16. L'administration fiscale a appliqué aux cotisations supplémentaires d'impôt sur le revenu et de contributions sociales auxquelles elle a assujetti M. et Mme C au titre de l'année 2015 les majorations prévues par les dispositions du a) du 1 de l'article 1728 du code général des impôts et celles du I de l'article 1758 du même code, au motif que les intéressés n'avaient déposé la déclaration relative aux revenus qu'ils avaient perçus en Suisse au titre de l'année 2015 que le 14 février 2018, soit après l'expiration du délai de trente jours suivant la réception, le 8 janvier 2018, de la mise en demeure qu'elle leur avait adressée à cette fin, ainsi que des délais dont disposaient les contribuables pour déclarer leurs revenus de l'année 2015, prenant fin le 18 mai 2016 ou, pour les déclarations réalisées en ligne dans le département de la Loire-Atlantique, le 31 mai 2016. M. et Mme C, qui ne contestent pas le caractère tardif de la déclaration de leurs revenus perçus en Suisse, ne peuvent, compte tenu du motif qui leur a ainsi été opposé, utilement soutenir, pour demander la décharge de ces majorations, qu'ils auraient spontanément régularisé leur situation au titre d'années d'imposition antérieures, ni qu'ils n'auraient pas reçu une information suffisante de la part de leur établissement bancaire quant aux obligations déclaratives auxquelles ils étaient soumis.

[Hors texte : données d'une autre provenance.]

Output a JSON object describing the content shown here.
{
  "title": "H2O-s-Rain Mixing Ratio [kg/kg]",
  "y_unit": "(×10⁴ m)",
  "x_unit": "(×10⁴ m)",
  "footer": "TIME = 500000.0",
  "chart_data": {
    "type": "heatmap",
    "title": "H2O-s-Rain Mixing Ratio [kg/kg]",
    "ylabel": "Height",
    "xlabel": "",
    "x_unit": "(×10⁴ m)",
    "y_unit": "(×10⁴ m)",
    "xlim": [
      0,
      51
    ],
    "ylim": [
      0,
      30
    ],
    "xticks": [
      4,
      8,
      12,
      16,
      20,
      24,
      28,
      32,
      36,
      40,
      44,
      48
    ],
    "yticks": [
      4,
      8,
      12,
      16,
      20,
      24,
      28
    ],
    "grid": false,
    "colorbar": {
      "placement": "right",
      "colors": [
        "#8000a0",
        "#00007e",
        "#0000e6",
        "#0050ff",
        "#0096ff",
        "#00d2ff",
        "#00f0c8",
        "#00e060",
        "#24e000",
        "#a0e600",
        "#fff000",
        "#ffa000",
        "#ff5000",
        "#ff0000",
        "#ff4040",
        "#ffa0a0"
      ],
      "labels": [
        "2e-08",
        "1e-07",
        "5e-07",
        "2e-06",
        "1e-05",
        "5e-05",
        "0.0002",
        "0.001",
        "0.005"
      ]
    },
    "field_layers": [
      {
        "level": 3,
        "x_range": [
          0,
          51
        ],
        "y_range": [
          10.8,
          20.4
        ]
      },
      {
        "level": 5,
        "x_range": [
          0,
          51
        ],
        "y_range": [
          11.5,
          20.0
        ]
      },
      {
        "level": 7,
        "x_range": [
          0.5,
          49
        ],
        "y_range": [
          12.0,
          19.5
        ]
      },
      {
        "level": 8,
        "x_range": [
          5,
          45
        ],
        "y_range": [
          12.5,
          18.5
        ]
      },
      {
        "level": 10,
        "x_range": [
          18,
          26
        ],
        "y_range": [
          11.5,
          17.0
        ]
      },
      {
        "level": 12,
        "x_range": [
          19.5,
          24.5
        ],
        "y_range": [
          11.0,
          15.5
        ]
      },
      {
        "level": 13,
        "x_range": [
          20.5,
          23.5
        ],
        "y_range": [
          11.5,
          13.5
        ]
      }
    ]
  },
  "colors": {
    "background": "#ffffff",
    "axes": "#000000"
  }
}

17. Il résulte de ce qui précède qu'il y a lieu de prononcer la réduction en base, à hauteur de la somme de 3 621 euros, des cotisations supplémentaires d'impôt sur le revenu et de contributions sociales auxquelles M. et Mme C ont été assujettis au titre de l'année 2015, ainsi que des intérêts de retard et des majorations correspondantes et de rejeter le surplus des conclusions aux fins de décharge des impositions litigieuses.

Sur les frais liés au litige :

18. Il y a lieu, dans les circonstances de l'espèce, de rejeter les conclusions présentées par M. et Mme C sur le fondement des dispositions de l'article L. 761-1 du code de justice administrative.

D E C I D E :

Article 1er : Le montant des sommes réintégrées dans le revenu imposable de M. et Mme C au titre de l'année 2015 est réduit de la somme de 3 621 euros.

Article 2 : M. et Mme C sont déchargés des cotisations supplémentaires d'impôt sur le revenu et de contributions sociales auxquelles ils ont été assujettis au titre de l'année 2015, ainsi que des intérêts de retard et des majorations correspondantes, à hauteur de la réduction de leur base imposable énoncée à l'article 1er du présent jugement.

Article 3 : Le surplus des conclusions de la requête de M. et Mme C est rejeté.

Article 4 : Le présent jugement sera notifié à M. et Mme C et à la directrice régionale des finances publiques des Pays de la Loire et du département de la Loire-Atlantique.

Délibéré après l'audience du 25 novembre 2022, à laquelle siégeaient :

M. Livenais, président,

Mme Rosemberg, première conseillère,

M. Huin, premier conseiller.

Rendu public par mise à disposition au greffe, le 16 décembre 2022.

La rapporteure,

V. B

Le président,

Y. LIVENAIS Le greffier,

E. LE LUDEC

La République mande et ordonne au ministre de l'économie, des finances et de la souveraineté industrielle et numérique en ce qui le concerne ou à tous commissaires de justice à ce requis en ce qui concerne les voies de droit commun contre les parties privées, de pourvoir à l'exécution de la présente décision.